Trunk call
Take one former photo editor of mainstream travel magazine Travel+Leisure, add a talented editorial team and an enviably large contacts book, and the result is, according to its Editor in Chief (and professional photographer) David Cicconi, “The travel magazine for readers of Monocle and Wallpaper*.”
The title is called Trunk, and Stack America’s subscribers each received its incredibly professional issue zero in their latest mailing – a magazine that has already been shortlisted for Best Photography in a Travel Feature in this year’s SPD Awards.
We spoke to David about making an independent travel magazine with professional, newsstand values.
What is Trunk about?
Trunk represents and inspires a mobile way of life by sharing with its readers the most compelling stories that we can find from around the world. It is about anything and everything that forms a part of global culture, be it design, fashion, food, current events, etc.
Part of our mission is also to share with readers what it is to experience the kind of access one has to a culture or a place when traveling as a professional writer or photographer on assignment. Also, I think most travel magazines like to play up the exotic. Trunk embraces what is foreign and unique about a place, but we are also very much about demystifying the world and exploring what is universal and familiar from one culture to the next.
Why did you decide to create your own magazine?
My partners and I wanted to create, what is in our minds, the ideal magazine.
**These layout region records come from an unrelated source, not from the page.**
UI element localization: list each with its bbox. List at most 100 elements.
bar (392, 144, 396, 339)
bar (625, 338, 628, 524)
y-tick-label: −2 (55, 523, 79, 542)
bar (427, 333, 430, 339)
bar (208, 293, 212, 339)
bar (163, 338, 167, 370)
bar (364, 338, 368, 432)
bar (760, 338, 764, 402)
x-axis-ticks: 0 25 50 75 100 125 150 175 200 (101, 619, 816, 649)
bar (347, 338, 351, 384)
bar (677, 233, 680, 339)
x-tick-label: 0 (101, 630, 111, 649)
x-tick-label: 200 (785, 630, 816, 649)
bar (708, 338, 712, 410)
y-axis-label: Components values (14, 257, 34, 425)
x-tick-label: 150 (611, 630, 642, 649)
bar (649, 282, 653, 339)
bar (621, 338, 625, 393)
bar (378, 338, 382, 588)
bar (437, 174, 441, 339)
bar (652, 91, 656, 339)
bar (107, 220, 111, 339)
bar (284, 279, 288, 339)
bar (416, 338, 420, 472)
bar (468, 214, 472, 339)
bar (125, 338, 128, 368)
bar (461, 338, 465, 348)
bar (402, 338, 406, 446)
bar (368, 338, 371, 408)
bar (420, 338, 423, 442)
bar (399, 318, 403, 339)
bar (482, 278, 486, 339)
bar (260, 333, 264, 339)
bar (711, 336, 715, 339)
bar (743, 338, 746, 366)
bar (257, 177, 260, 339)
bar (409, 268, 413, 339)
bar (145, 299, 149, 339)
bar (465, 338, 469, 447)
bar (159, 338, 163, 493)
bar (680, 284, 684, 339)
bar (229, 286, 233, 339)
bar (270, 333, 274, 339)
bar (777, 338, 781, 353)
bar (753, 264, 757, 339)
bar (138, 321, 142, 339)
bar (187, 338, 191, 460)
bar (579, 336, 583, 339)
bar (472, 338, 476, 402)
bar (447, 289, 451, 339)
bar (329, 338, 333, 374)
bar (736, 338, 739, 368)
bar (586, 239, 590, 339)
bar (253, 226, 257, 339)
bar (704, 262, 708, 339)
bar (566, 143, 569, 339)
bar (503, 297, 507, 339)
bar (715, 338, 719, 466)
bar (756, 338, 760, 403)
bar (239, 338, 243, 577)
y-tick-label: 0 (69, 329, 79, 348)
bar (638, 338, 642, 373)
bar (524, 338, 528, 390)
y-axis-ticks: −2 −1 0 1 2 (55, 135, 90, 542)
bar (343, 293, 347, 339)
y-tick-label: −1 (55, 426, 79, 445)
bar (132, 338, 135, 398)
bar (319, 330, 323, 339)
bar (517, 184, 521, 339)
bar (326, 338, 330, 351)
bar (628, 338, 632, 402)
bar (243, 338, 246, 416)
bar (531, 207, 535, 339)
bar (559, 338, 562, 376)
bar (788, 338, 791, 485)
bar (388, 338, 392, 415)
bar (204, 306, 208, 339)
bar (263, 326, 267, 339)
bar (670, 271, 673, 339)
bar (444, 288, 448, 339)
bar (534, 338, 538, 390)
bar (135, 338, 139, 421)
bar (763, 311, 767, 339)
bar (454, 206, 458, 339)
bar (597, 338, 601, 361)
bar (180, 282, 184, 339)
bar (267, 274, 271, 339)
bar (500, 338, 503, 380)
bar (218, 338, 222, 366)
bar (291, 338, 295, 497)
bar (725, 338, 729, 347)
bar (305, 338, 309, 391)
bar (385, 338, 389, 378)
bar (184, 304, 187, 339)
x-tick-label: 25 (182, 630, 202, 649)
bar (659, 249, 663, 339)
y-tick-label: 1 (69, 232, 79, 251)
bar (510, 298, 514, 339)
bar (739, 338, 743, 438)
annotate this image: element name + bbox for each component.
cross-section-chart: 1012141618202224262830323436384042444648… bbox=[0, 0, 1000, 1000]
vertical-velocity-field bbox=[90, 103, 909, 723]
One that we would most want to read and work for.
Commercial titles are beholden to the corporations that own them, the advertisers that pay them, and the massive audiences that read them. So, by definition, they have to play it conservatively and make certain compromises to keep so many parties happy.
Obviously the upside is that they are large and lucrative business. For Trunk, I think success may mean only ever reaching a circ of about 150,000. And we’d be ecstatic to have such a niche and sophisticated audience, one that affords us or rather demands of us to never compromise our content or mission.
Everything is very mass market today and so many media brands are moving to the middle to appeal to as many people as possible, and in the process, alienating some very discerning and valuable consumer segments. I think the independent/niche titles can capitalize on that in today’s marketplace, and print is the perfect medium and space in which to do so.
When did you have the idea? Did you ever consider making a different kind of magazine?
I first had the idea in 2003. I never had an idea to do a different magazine, but that said, my initial concept for the magazine was much less refined than it is now. Back then I thought, “Let’s just make a cooler travel magazine.”
Then when my editor and I were living overseas (each in a different place) and working/traveling as a freelance writer/photographer for close to three years, the concept evolved from just “a cooler kind of travel” into a global lifestyle magazine for people with a lifestyle similar to our own or for anyone else with that level of curiosity for what’s out there.
What were the biggest challenges in making it happen?
Lack of money and manpower was our biggest disadvantage. Though there was never any doubt that we could produce the magazine editorially-speaking, as we had a gifted and experienced creative director, design director, and editor-in-chief.
The real challenge was the business side of things – acquiring advertisers and distribution. Our marketing director and I spearheaded that and just started cold calling brands and agencies. I think it was the resumes of the team behind Trunk and the photography and layouts that we had mocked up which illicited such a positive response from the people we approached. And little by little we got the brands and distribution that we wanted.
You used to work at Travel+Leisure. What makes Trunk different?
Trunk really isn’t in the same genre as a T+L or Conde Nast Traveler or even Afar for that matter. Those are all strong magazines with their own audience. And of course there’s always some degree of demographic overlap.
But Trunk, again, is much more about a global lifestyle than it is travel, traditional, experiential or otherwise. Our readers are more concerned with inspirational writing and photography, design, style, and cultural nuance.
Trunk is the travel magazine for the Monocle and Wallpaper* reader, a space with an audience that leads an international existence, but oddly enough has no travel title.
What have you learned so far?
We’ve learned how to create a magazine soup to nuts and from the ground up.
We did everything from producing some of the editorial content ourselves, on a two-month trip to southern Africa, to working with some of the most gifted freelance creatives around, to selling ads, working with printers, distributors, and so on.
It was an amazing experience from start to finish, and exhilarating to watch the magazine come off the press and hold the final product in my hands.
What are your hopes for the next two years of Trunk?
To keep doing what we did with the debut issue and grow it, even if slowly and organically. We have plans for some exciting and relevant brand extension, but that will come once the print magazine is more established.